Not only was there damage done to both campaign posters but both vandals also caused significant damage to a property fence in the attack.
Roz Ward was the founder of the Safe Schools Program, which was designed as a federally funded anti-bullying program aimed at educating students about sexual and gender diversity.
“I always knew that running a public campaign, would carry the risk of the abuse I got around Safe Schools coming back out again. We talked about that before I became a candidate, the party was very conscious that everything that could be done to buffer me was done.” Ward told Star Observer this week.
In recent weeks and months Ward has also been subjected to a number of faceless attacks online, ‘you shouldn’t be allowed near kids fucking weird cunt’ one message supplied to Star Observer read.
“It’s very similar to the abuse I got around Safe School,” Ward adds.
This news comes at a time when many are celebrating the sheer number of LGBTQI candidates running in this year’s local elections- with some 84 candidates in total.
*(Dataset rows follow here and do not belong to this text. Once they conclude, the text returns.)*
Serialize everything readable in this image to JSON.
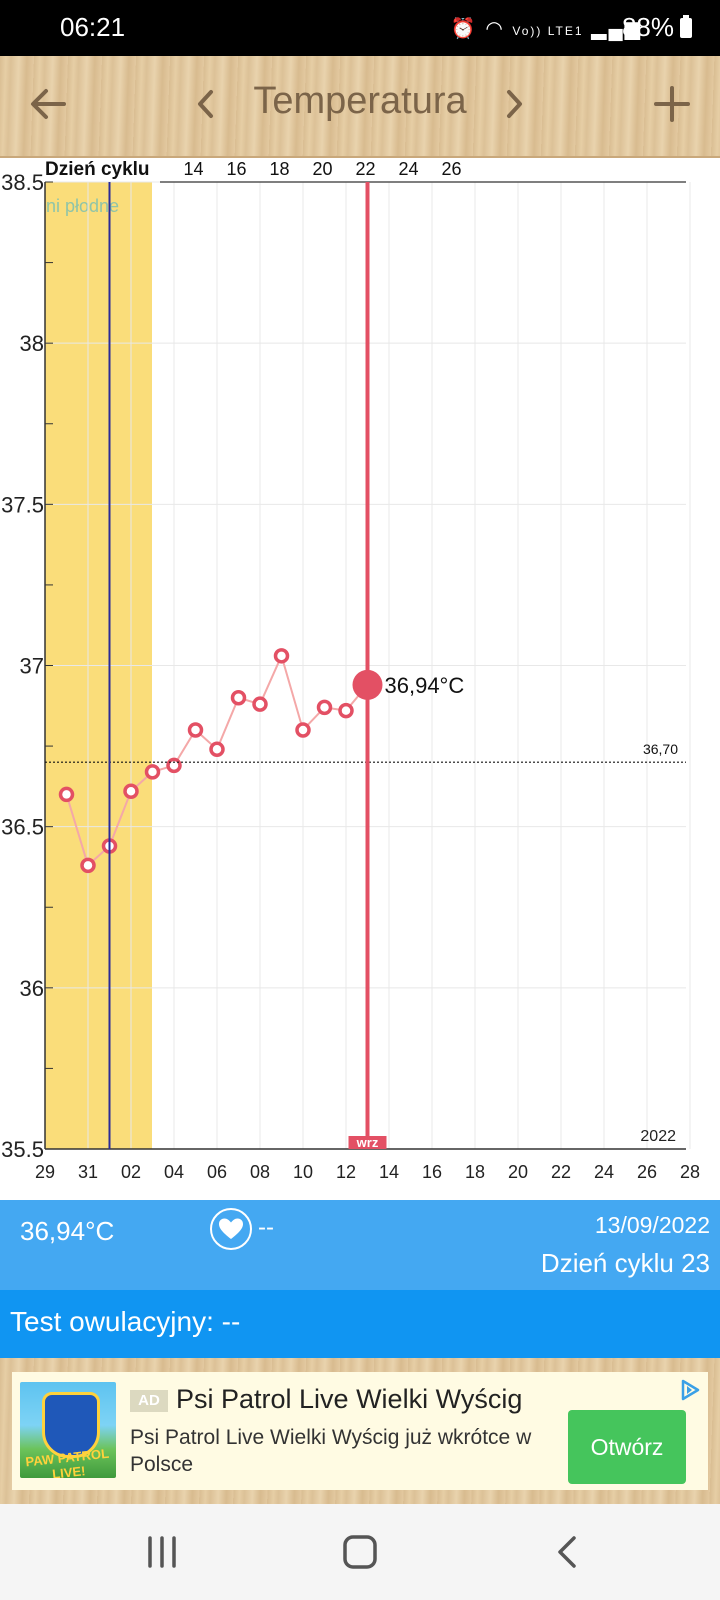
{
  "status_bar": {
    "time": "06:21",
    "network_label": "Vo)) LTE1",
    "battery": "88%"
  },
  "header": {
    "title": "Temperatura",
    "back_icon": "arrow-left-icon",
    "prev_icon": "chevron-left-icon",
    "next_icon": "chevron-right-icon",
    "add_icon": "plus-icon"
  },
  "chart_data": {
    "type": "line",
    "title": "",
    "cycle_label": "Dzień cyklu",
    "cycle_ticks": [
      "14",
      "16",
      "18",
      "20",
      "22",
      "24",
      "26"
    ],
    "fertile_label": "ni płodne",
    "x_ticks": [
      "29",
      "31",
      "02",
      "04",
      "06",
      "08",
      "10",
      "12",
      "14",
      "16",
      "18",
      "20",
      "22",
      "24",
      "26",
      "28"
    ],
    "y_ticks": [
      "35.5",
      "36",
      "36.5",
      "37",
      "37.5",
      "38",
      "38.5"
    ],
    "ylim": [
      35.5,
      38.5
    ],
    "year_label": "2022",
    "month_label": "wrz",
    "coverline": 36.7,
    "coverline_label": "36,70",
    "x": [
      "30",
      "31",
      "01",
      "02",
      "03",
      "04",
      "05",
      "06",
      "07",
      "08",
      "09",
      "10",
      "11",
      "12",
      "13"
    ],
    "values": [
      36.6,
      36.38,
      36.44,
      36.61,
      36.67,
      36.69,
      36.8,
      36.74,
      36.9,
      36.88,
      37.03,
      36.8,
      36.87,
      36.86,
      36.94
    ],
    "selected_date": "13",
    "selected_label": "36,94°C",
    "colors": {
      "fertile_band": "#fadd7a",
      "line": "#f4a8a8",
      "point": "#e35064",
      "selected_line": "#e35064",
      "ovulation_line": "#2a2a9a"
    }
  },
  "info": {
    "temperature": "36,94°C",
    "heart_value": "--",
    "date": "13/09/2022",
    "cycle_day": "Dzień cyklu 23"
  },
  "ovulation": {
    "text": "Test owulacyjny: --"
  },
  "ad": {
    "badge": "AD",
    "title": "Psi Patrol Live Wielki Wyścig",
    "description": "Psi Patrol Live Wielki Wyścig już wkrótce w Polsce",
    "cta": "Otwórz",
    "image_text": "PAW PATROL LIVE!"
  }
}
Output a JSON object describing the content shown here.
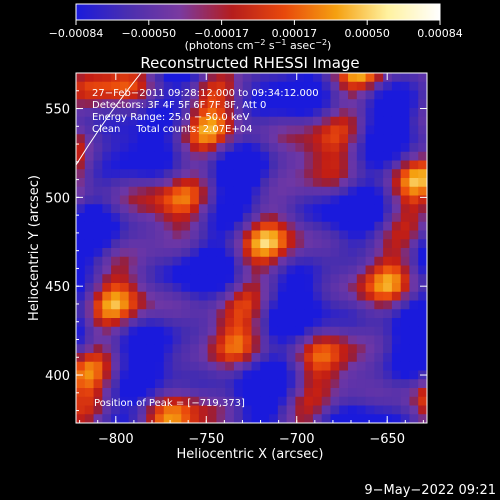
{
  "chart_data": {
    "type": "heatmap",
    "title": "Reconstructed RHESSI Image",
    "xlabel": "Heliocentric X (arcsec)",
    "ylabel": "Heliocentric Y (arcsec)",
    "xlim": [
      -822,
      -628
    ],
    "ylim": [
      373,
      570
    ],
    "x_ticks": [
      -800,
      -750,
      -700,
      -650
    ],
    "x_tick_labels": [
      "−800",
      "−750",
      "−700",
      "−650"
    ],
    "y_ticks": [
      400,
      450,
      500,
      550
    ],
    "y_tick_labels": [
      "400",
      "450",
      "500",
      "550"
    ],
    "colorbar": {
      "range": [
        -0.00084,
        0.00084
      ],
      "tick_labels": [
        "−0.00084",
        "−0.00050",
        "−0.00017",
        "0.00017",
        "0.00050",
        "0.00084"
      ],
      "unit_label_parts": [
        "(photons cm",
        "−2",
        " s",
        "−1",
        " asec",
        "−2",
        ")"
      ],
      "colors": [
        "#1a1adc",
        "#4a2fb0",
        "#7a3aa0",
        "#b51d1d",
        "#e8480c",
        "#f5a010",
        "#fff2a0",
        "#ffffff"
      ]
    },
    "annotations": {
      "time_range": "27−Feb−2011 09:28:12.000 to 09:34:12.000",
      "detectors": "Detectors: 3F 4F 5F 6F 7F 8F, Att 0",
      "energy_range": "Energy Range: 25.0 − 50.0 keV",
      "method_counts": "Clean     Total counts: 2.07E+04",
      "peak": "Position of Peak = [−719,373]"
    },
    "peak_position": [
      -719,
      373
    ],
    "limb_arc": true
  },
  "footer": {
    "timestamp": "9−May−2022 09:21"
  }
}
However, as this attack goes to show, it’s not all sunshine and rainbows for our community, and that for our fight for acceptance by broader society still continues in the face of adversity.
“I think that Roz and I having both been attacked it’s hard to know how much of its homophobic, but with the rise of the far right growing internationally it gives you a bit of a sense that people are gaining confidence to attack freedom of speech and people who are trying to fight for a better world.” Ali Hogg says.
“In the scheme of things, it seems to be minor, but it does make you fear for what else they might be prepared to do next, when they obviously hold this much hate towards you and your beliefs.”